Città, erede del municipio romano di Anxanum. Distrutto questo durante la guerra greco-gotica, un nuovo insediamento risorge con i Longobardi attorno ad un castello sul colle Erminio (quartiere di Lancianovecchio) e alla curtis Anteana (od. P.za Plebiscito), conservando il nome classico. Sede di gastaldato franco (X sec.). Nell'XI-XII sec. si sviluppano i due quartieri di Sacca e Civitanova sul colle Selva, indi entro il XIII sec. l'altro quartiere del Borgo sul colle Pietroso. Toponimo.
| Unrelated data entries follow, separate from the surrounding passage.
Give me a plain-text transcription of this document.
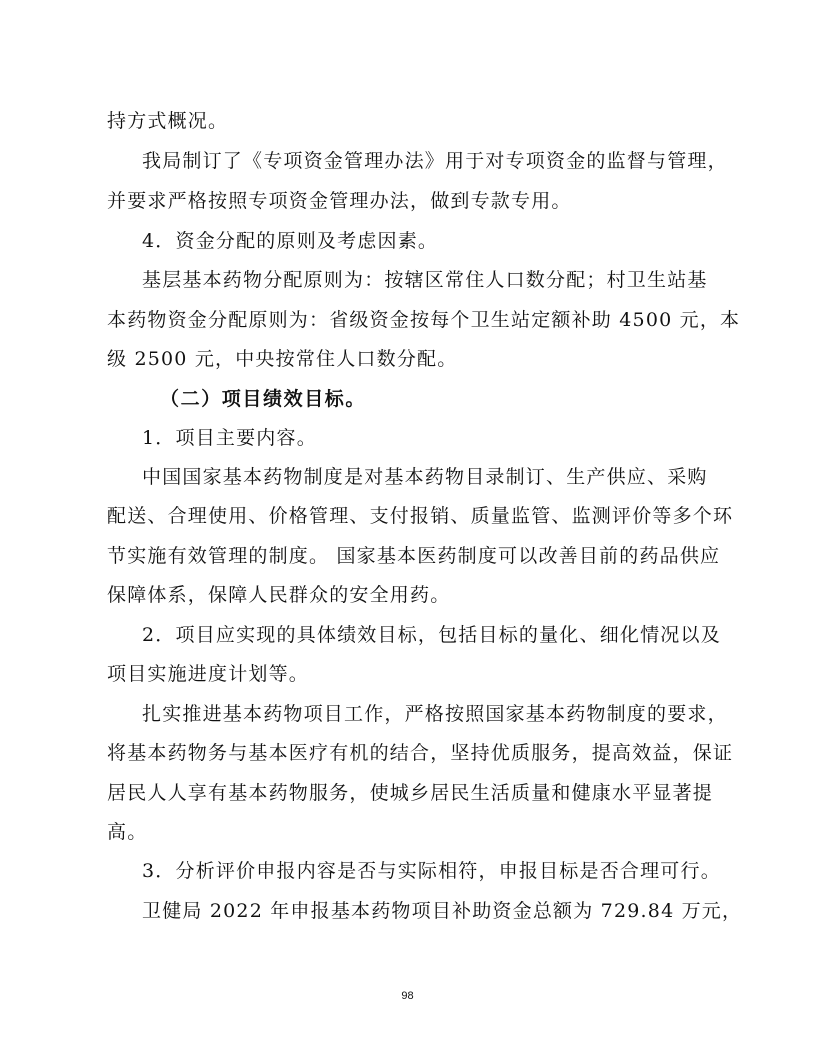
持方式概况。
我局制订了《专项资金管理办法》用于对专项资金的监督与管理，
并要求严格按照专项资金管理办法，做到专款专用。
4．资金分配的原则及考虑因素。
基层基本药物分配原则为：按辖区常住人口数分配；村卫生站基
本药物资金分配原则为：省级资金按每个卫生站定额补助 4500 元，本
级 2500 元，中央按常住人口数分配。
（二）项目绩效目标。
1．项目主要内容。
中国国家基本药物制度是对基本药物目录制订、生产供应、采购
配送、合理使用、价格管理、支付报销、质量监管、监测评价等多个环
节实施有效管理的制度。 国家基本医药制度可以改善目前的药品供应
保障体系，保障人民群众的安全用药。
2．项目应实现的具体绩效目标，包括目标的量化、细化情况以及
项目实施进度计划等。
扎实推进基本药物项目工作，严格按照国家基本药物制度的要求，
将基本药物务与基本医疗有机的结合，坚持优质服务，提高效益，保证
居民人人享有基本药物服务，使城乡居民生活质量和健康水平显著提
高。
3．分析评价申报内容是否与实际相符，申报目标是否合理可行。
卫健局 2022 年申报基本药物项目补助资金总额为 729.84 万元，
98
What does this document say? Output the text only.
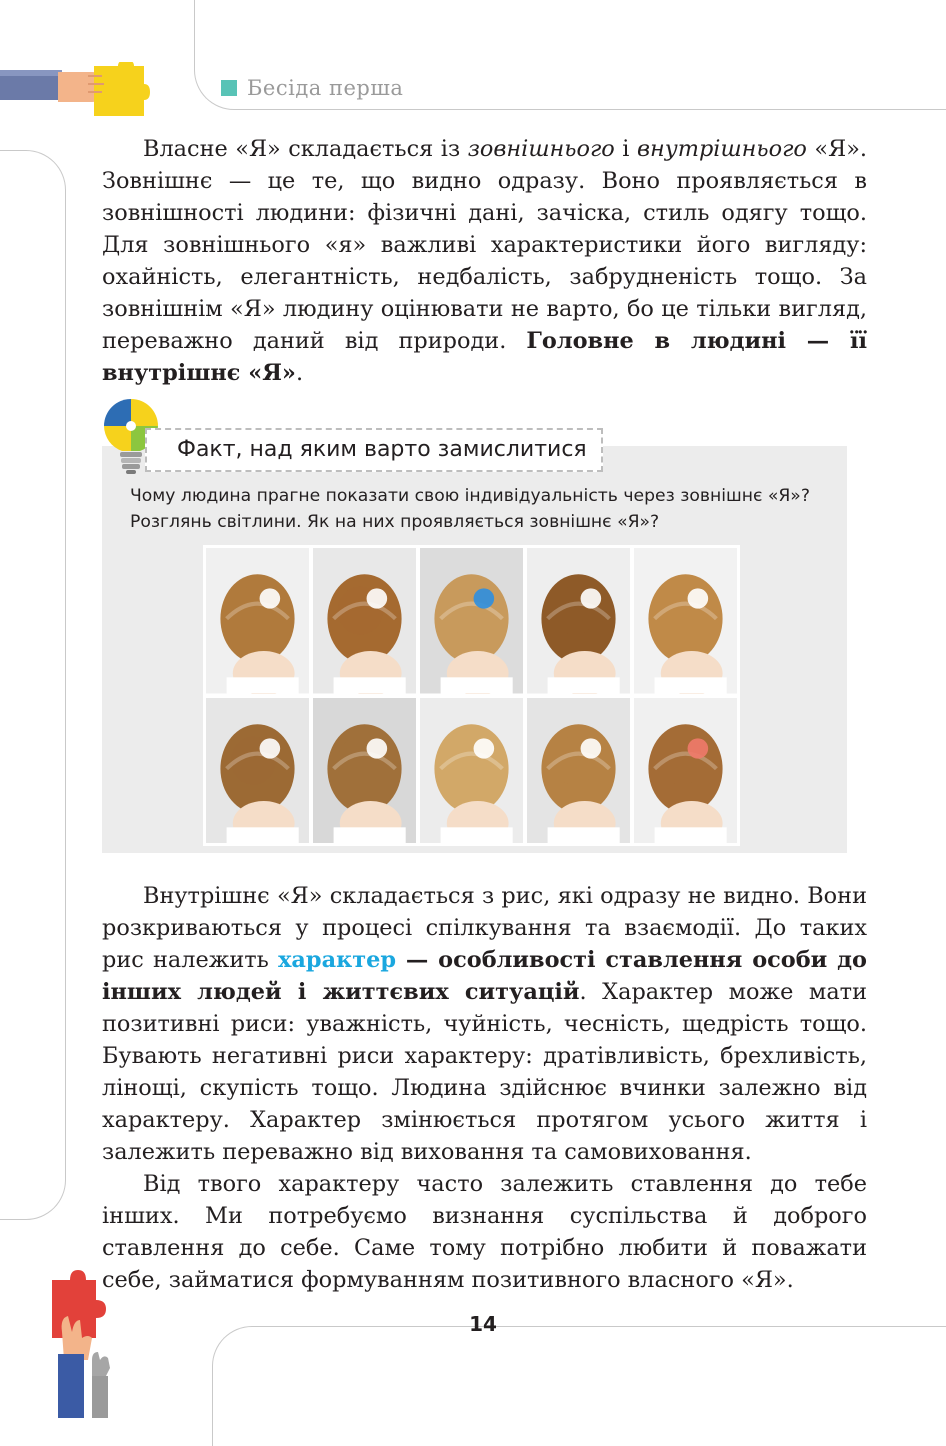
Бесіда перша

Власне «Я» складається із зовнішнього і внутрішнього «Я». Зовнішнє — це те, що видно одразу. Воно проявляється в зовнішності людини: фізичні дані, зачіска, стиль одягу тощо. Для зовнішнього «я» важливі характеристики його вигляду: охайність, елегантність, недбалість, забрудненість тощо. За зовнішнім «Я» людину оцінювати не варто, бо це тільки вигляд, переважно даний від природи. Головне в людині — її внутрішнє «Я».

Факт, над яким варто замислитися
Чому людина прагне показати свою індивідуальність через зовнішнє «Я»?
Розглянь світлини. Як на них проявляється зовнішнє «Я»?

Внутрішнє «Я» складається з рис, які одразу не видно. Вони розкриваються у процесі спілкування та взаємодії. До таких рис належить характер — особливості ставлення особи до інших людей і життєвих ситуацій. Характер може мати позитивні риси: уважність, чуйність, чесність, щедрість тощо. Бувають негативні риси характеру: дратівливість, брехливість, лінощі, скупість тощо. Людина здійснює вчинки залежно від характеру. Характер змінюється протягом усього життя і залежить переважно від виховання та самовиховання.

Від твого характеру часто залежить ставлення до тебе інших. Ми потребуємо визнання суспільства й доброго ставлення до себе. Саме тому потрібно любити й поважати себе, займатися формуванням позитивного власного «Я».

14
Il territorio originario sembra essere limitato a O dal F. Feltrino, a S dal tratturo magno, a E dal F.so S. Spirito. Nel catasto del 1618 è ripartito nei quattro quartieri di Lancianovecchio, Civitanova, Sacca e Borgo, più le ville di Stanazzo, S. Maria Imbaro, Pietracostantina, Canaparo, Cotellessa. Alla fine del XVIII sec. non ha più che la villa parrocchiale di Martelli.

Civile
  • -1807: Città, Università di Lanciano.
  • 1807-1811: Governo di Lanciano.
  • 1811-oggi: Comune di Lanciano.
    • Nel 1811 incorpora Stanazzo.
  • Provincia: Chieti (-oggi).
  • Distretto/Circondario: Lanciano (1807-1927).
  • Circondario/Mandamento: Lanciano (1811-1927).
  • Feudo: Città Regia (-1806).

Ecclesiastico
  • Diocesi: Chieti (-1499), nullius di Lanciano (1499-1515), Lanciano (1515-1834), Lanciano (e Ortona) (1834-1945), Lanciano e Ortona (1945-1986), Lanciano-Ortona (1986-oggi).
  • Parrocchia: Lancianovecchio divisa tra S. Biagio (-1827), S. Maurizio (-1827), S. Lorenzo (-1827), S. Martino (-1827), S. Giovanni B. (-1827); S. Agostino (1827-oggi).
  • Filiali: S. Nicola in Q. Sacca (-oggi); S. Maria Maggiore in Q. Civitanova (-oggi); S. Legonziano (122x-1249), S. Lucia (1249-oggi) in Q. Borgo; S. Donato in Martelli (1792-oggi); S. Maria d. Ang. in Stanazzo (1915-oggi); S. Maria d. Carm. in C.da S. Amato (1949-oggi); S. Pietro in R. Cappuccini (1954-oggi); S. Pio X (1959-1968), S. Maria d. Pozzo (1968-oggi) in Villa Elce; S. Onofrio in C.da S. Onofrio (1962-oggi); S. Antonio in R. S. Antonio (1965-oggi); SS. Cuore in R. Olmo di Riccio (1970-oggi); SS. Trinità in Villa Andreoli (1974-oggi); S. Maria d. Gr. in Marcianese (1979-oggi); SS. Spirito in R. S. Rita (1982-oggi).

Martelli

Villa parrocchiale pre-napoleonica, corrispondente all'attuale frazione con questo nome. Non sembra emergere prima del XVIII sec., forse nel territorio di un feudo preesistente in sostituzione di una villa diruta. Toponimo.

Civile
  • Provincia: Chieti (-oggi).
  • Feudo: Fra corpo feudale con Lanciano.

Ecclesiastico
  • Diocesi: Chieti (-1515), Lanciano (1515-oggi).
  • Parrocchia: S. Lucia di Lanciano (-1792), S. Donato (1792-oggi).

Stanazzo

Villa pre-napoleonica, corrispondente all'attuale centro con questo nome. Fondata da tal Gica Stanazzo, che nel 1476 affitta un casale diruto presso S. Nicola di Girolo per restaurarlo. Emerge nel 1561 come villa di Lanciano, è con questa accatastata nel 1618, poi ottiene completa autonomia rendigendo l'Onciario nel 1752. Diventa parrocchiale solo nel 1915.Toponimo.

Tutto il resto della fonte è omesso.